Abstract
Rigorous flow simulations to obtain estimates for recovery are infeasible given many combinations of reservoir and development scenarios. This motivates an alternative approach to calibrate likelihood of recovery using reservoir datasets. A proxy model relating reservoir, well, and operational factors to the ultimate recovery factor could guide subsequent field-scale flow simulations. There are two reservoir datasets that we have used for the classification and estimation of ultimate recovery: the Tertiary Oil Recovery Information System (TORIS) database for oil reservoirs and the Gas Information System (GASIS) database for gas reservoirs.

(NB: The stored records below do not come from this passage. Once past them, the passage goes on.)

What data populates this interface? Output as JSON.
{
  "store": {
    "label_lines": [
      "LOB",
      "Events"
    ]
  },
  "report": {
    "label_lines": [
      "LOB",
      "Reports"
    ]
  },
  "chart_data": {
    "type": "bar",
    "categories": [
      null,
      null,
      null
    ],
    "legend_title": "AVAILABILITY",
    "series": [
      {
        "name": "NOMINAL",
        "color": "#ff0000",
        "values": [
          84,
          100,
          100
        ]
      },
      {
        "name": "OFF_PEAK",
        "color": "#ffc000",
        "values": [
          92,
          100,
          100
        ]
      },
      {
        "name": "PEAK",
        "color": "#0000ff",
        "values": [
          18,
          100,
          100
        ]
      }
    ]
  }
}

For oil reservoirs, 19 predictor variables were used to estimate the ultimate recovery factor. Cluster analysis was followed by linear regression analysis within the identified clusters that provided a reliable deterministic model for predicting the recovery factor. The linear regression model was compared with the empirical correlations given by Arps et al. (1967) and Guthrie et al. (1995). Analysis showed that geological and engineering parameters are correlated and both are important to the prediction of recovery factor. Later, we used a naive Bayesian approach on principal scores of the predictors for the calibration of recovery factor likelihood. The likelihood function of the recovery factor for oil reservoirs provided the uncertainty in recovery. It was computed to be multimodal and non-Gaussian.
In case of the gas reservoirs, good deterministic estimation was achieved by introducing cluster analysis to the data. The robustness of the linear regression model was tested on tight gas reservoirs. The likelihood of recovery factor was multimodal and non-Gaussian. It also indicates that gas reservoirs are less complex.